Часов около десяти утра эшелон прибыл на Торговую. Пока шла выгрузка, офицеры группами бродили по станции и привокзальной площади в поисках чая, горячей пищи и самогона.

Клаус, примостившись в стороне на куче шпал, полусгнивших от времени и дождей, аккуратно записывал на листке бумаги свои стихи.

— Мамаше? — усаживаясь рядом, спросил прапорщик Недоброво.

— Нет… стихи написал ночью, — ответил Клаус, торопясь прочесть неожиданному слушателю свои стихи.

— Ин-те-ресно! — довольно равнодушно сказал Недоброво. — А ну, валяй.

Клауса слегка покоробило такое снисходительное равнодушие к его стихам, но желание прочесть их вслух, услышать отзыв было сильнее.

— «Я не знаю зачем»… — начал вполголоса читать Клаус, сначала сбивчиво и быстро, затем все уверенней.

— Вот что, друг ситцевый… — сказал Недоброво, как только Клаус закончил чтение, — ты знаешь, где мы находимся?

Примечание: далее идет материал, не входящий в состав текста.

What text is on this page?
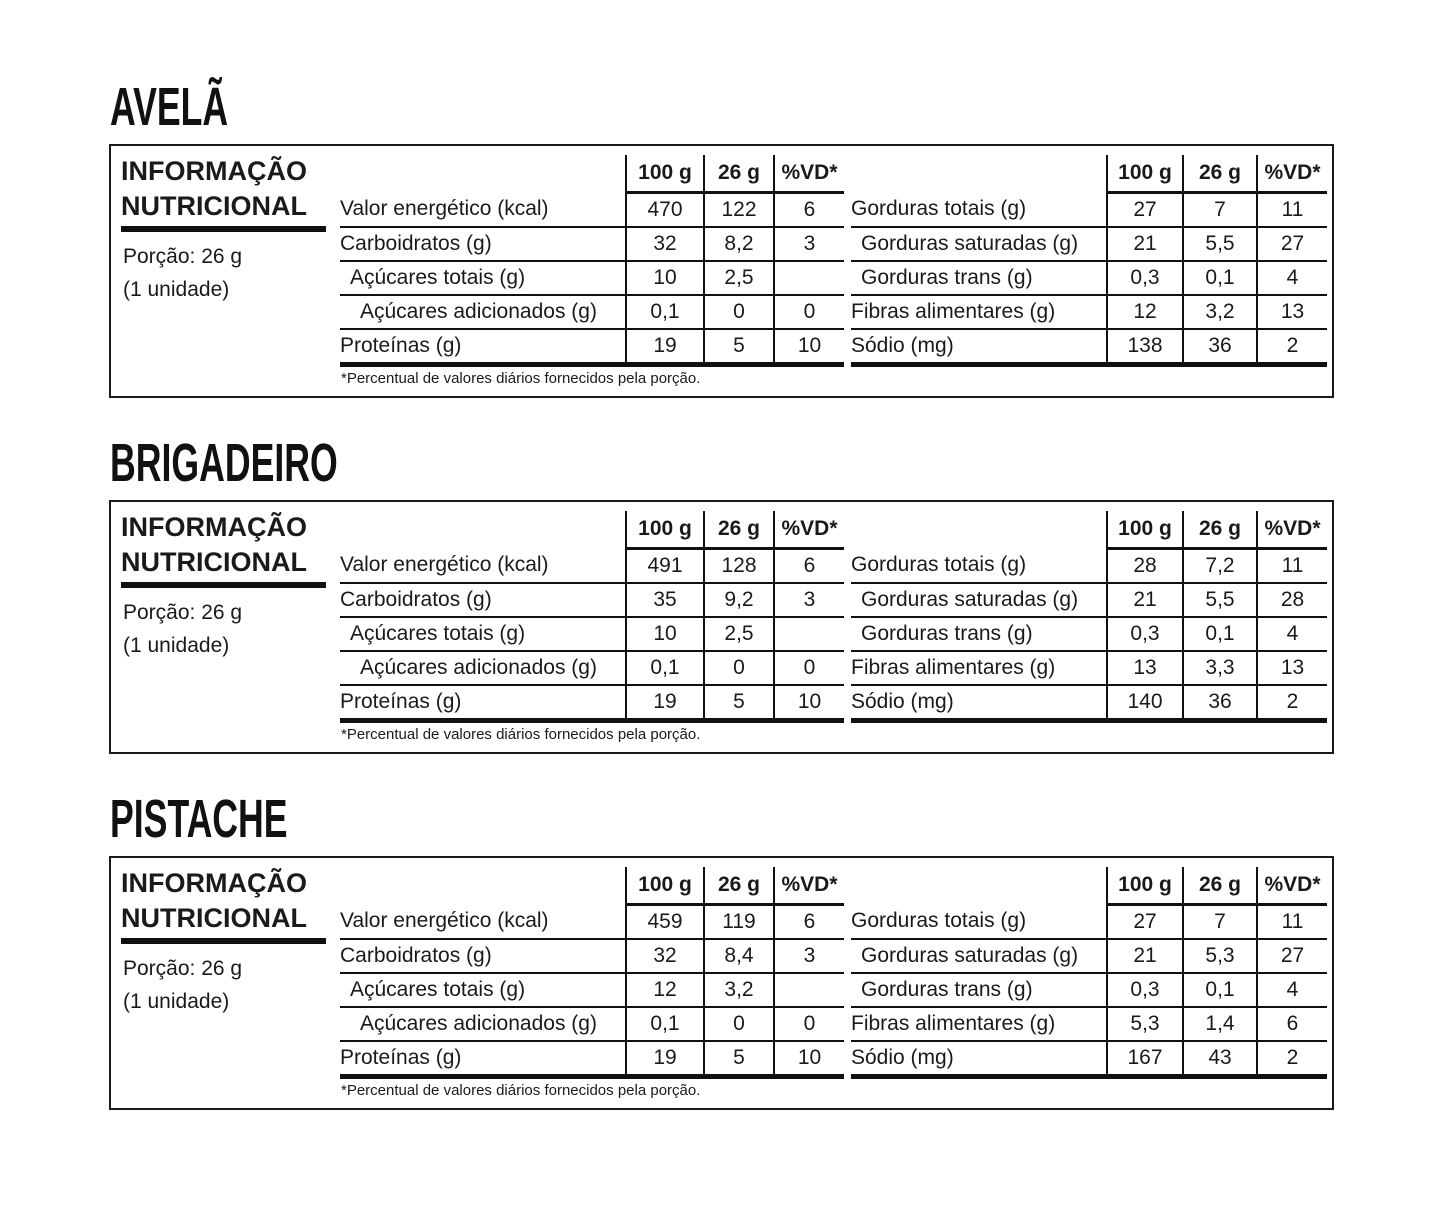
AVELÃ
INFORMAÇÃO
NUTRICIONAL
Porção: 26 g
(1 unidade)
	100 g	26 g	%VD*
Valor energético (kcal)	470	122	6
Carboidratos (g)	32	8,2	3
Açúcares totais (g)	10	2,5	
Açúcares adicionados (g)	0,1	0	0
Proteínas (g)	19	5	10
	100 g	26 g	%VD*
Gorduras totais (g)	27	7	11
Gorduras saturadas (g)	21	5,5	27
Gorduras trans (g)	0,3	0,1	4
Fibras alimentares (g)	12	3,2	13
Sódio (mg)	138	36	2
*Percentual de valores diários fornecidos pela porção.
BRIGADEIRO
INFORMAÇÃO
NUTRICIONAL
Porção: 26 g
(1 unidade)
	100 g	26 g	%VD*
Valor energético (kcal)	491	128	6
Carboidratos (g)	35	9,2	3
Açúcares totais (g)	10	2,5	
Açúcares adicionados (g)	0,1	0	0
Proteínas (g)	19	5	10
	100 g	26 g	%VD*
Gorduras totais (g)	28	7,2	11
Gorduras saturadas (g)	21	5,5	28
Gorduras trans (g)	0,3	0,1	4
Fibras alimentares (g)	13	3,3	13
Sódio (mg)	140	36	2
*Percentual de valores diários fornecidos pela porção.
PISTACHE
INFORMAÇÃO
NUTRICIONAL
Porção: 26 g
(1 unidade)
	100 g	26 g	%VD*
Valor energético (kcal)	459	119	6
Carboidratos (g)	32	8,4	3
Açúcares totais (g)	12	3,2	
Açúcares adicionados (g)	0,1	0	0
Proteínas (g)	19	5	10
	100 g	26 g	%VD*
Gorduras totais (g)	27	7	11
Gorduras saturadas (g)	21	5,3	27
Gorduras trans (g)	0,3	0,1	4
Fibras alimentares (g)	5,3	1,4	6
Sódio (mg)	167	43	2
*Percentual de valores diários fornecidos pela porção.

А?

Клаус, еще полный гражданского пафоса и поэтического волнения, оторопело посмотрел на него.

— А находимся мы на фронте гражданской войны, лютой и беспощадной ко всем, кто мутит Россию. Понятно тебе? — Прапорщик затянулся, сплюнул на шпалы и опять спросил: — А известно тебе, Клаус, кто командует нашим корпусом? — и сам же ответил: — Генерал-лейтенант Пок-ров-ский, Александр Михайлович. А сей генерал ненавидит большевиков, меньшевиков и прочую социалистическую нечисть и вешает их беспощадно! Запомни, вешает без суда и следствия. И этих вот босяков, над которыми ты распустил нюни, тоже повесил Покровский. Говорят, — вставая сказал Недоброво, — повесил он уже девятьсот девяносто девять человек. Смотри, Клаус, как бы ты не оказался тысячным. А всего лучше давай-ка их сюда, — и он забрал из рук Клауса листок, — а всего лучше порвем к чертовой матери твою чепуху и… — он многозначительно поглядел на Клауса, — и забудем. Понятно?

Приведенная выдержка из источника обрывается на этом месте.